Okura not:
Günün 11’i, Türkiye medyasındaki görüş ve yorum çeşitliliğini yansıtmak amacıyla hazırlanmaktadır. Aşağıda özetini bulacağınız yazıya yer vermemiz, içeriğini onayladığımız ve/veya desteklediğimiz anlamına gelmez.
Gazetecilik yaptıklarına dair bir tespit yoksa; o halde suçludurlar mantığı eziyetin zihniyetidir. Kişiye göre değil, delile göre yakalama yapılması gerektiğine göre böyle bir tespit sonucu yapılan yakalama gayriinsani muamele ve işkencedir. Gazetecilik, hakikatin tanıklığıdır. Gerçeklerin zamanda tespitini gazeteci yapar. Gazetecilik insan haklarını hakikatle yüzleştirir, böyle bir meslektir. Tarihe tanıktır.

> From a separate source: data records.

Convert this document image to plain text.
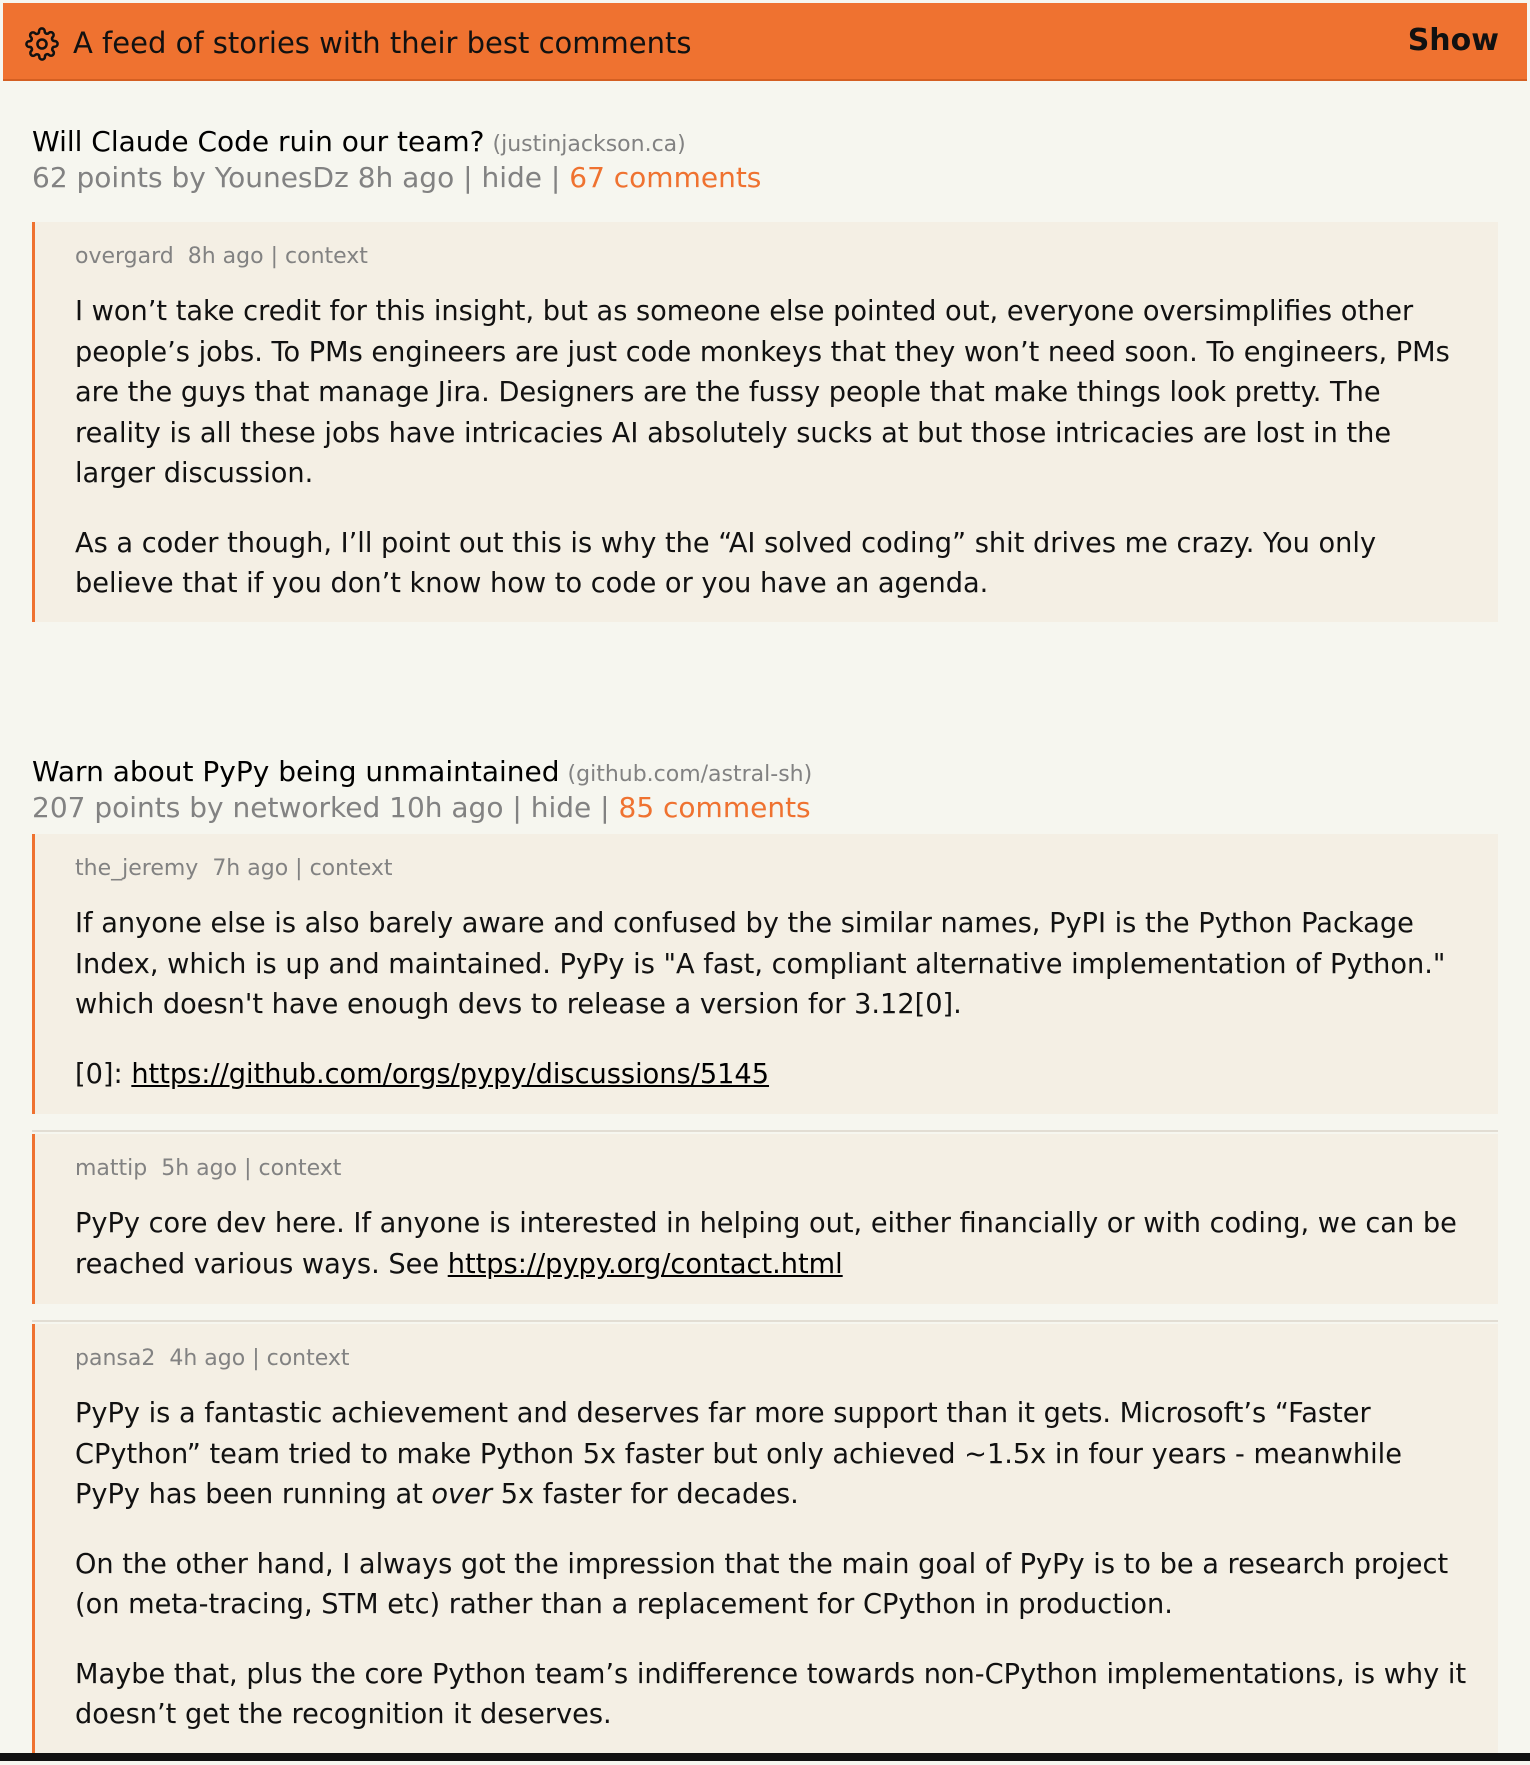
A feed of stories with their best comments	Show
Will Claude Code ruin our team? (justinjackson.ca)
62 points by YounesDz 8h ago | hide | 67 comments
overgard 8h ago | context

I won’t take credit for this insight, but as someone else pointed out, everyone oversimplifies other people’s jobs. To PMs engineers are just code monkeys that they won’t need soon. To engineers, PMs are the guys that manage Jira. Designers are the fussy people that make things look pretty. The reality is all these jobs have intricacies AI absolutely sucks at but those intricacies are lost in the larger discussion.

As a coder though, I’ll point out this is why the “AI solved coding” shit drives me crazy. You only believe that if you don’t know how to code or you have an agenda.

Warn about PyPy being unmaintained (github.com/astral-sh)
207 points by networked 10h ago | hide | 85 comments
the_jeremy 7h ago | context

If anyone else is also barely aware and confused by the similar names, PyPI is the Python Package Index, which is up and maintained. PyPy is "A fast, compliant alternative implementation of Python." which doesn't have enough devs to release a version for 3.12[0].

[0]: https://github.com/orgs/pypy/discussions/5145

mattip 5h ago | context

PyPy core dev here. If anyone is interested in helping out, either financially or with coding, we can be reached various ways. See https://pypy.org/contact.html

pansa2 4h ago | context

PyPy is a fantastic achievement and deserves far more support than it gets. Microsoft’s “Faster CPython” team tried to make Python 5x faster but only achieved ~1.5x in four years - meanwhile PyPy has been running at over 5x faster for decades.

On the other hand, I always got the impression that the main goal of PyPy is to be a research project (on meta-tracing, STM etc) rather than a replacement for CPython in production.

Maybe that, plus the core Python team’s indifference towards non-CPython implementations, is why it doesn’t get the recognition it deserves.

İşkenceci kim varsa gazeteciler unutulmayan haberleri ve görüntüleriyle göstermiştir. İşkenceyi gösteren kapıları ardına kadar açmıştır. Sadece soruşturmayı tamamlayacak ve işkenceden yargılayacaksınız! İşkence suçundan kurtulmanın mazereti olamaz, “hukuk” yoluyla meşrulaştırılamaz. Saraçhane’de yaşanan eziyet ve işkence herkesin gözü önündeydi. İşkencenin tespiti çok kolaydır, soruşturmaların derhal tamamlanması için beklenemez.
Yaşanan dehşet unutulmamalıdır. Dehşeti hangi hukukla unutturabileceksiniz acaba? 1988’de Uruguay’daki “Tıp Ahlakı ve İşkence Karşısında Hekimler” adlı seminerde Dekan Dr. Pablo Carlevaro ‘ya ait sözler unutulmadı: “Dehşet gerilerde kalmalıdır, ama mahkûm edilmeli, lanetlenmeli ve asla unutulmamalıdır.”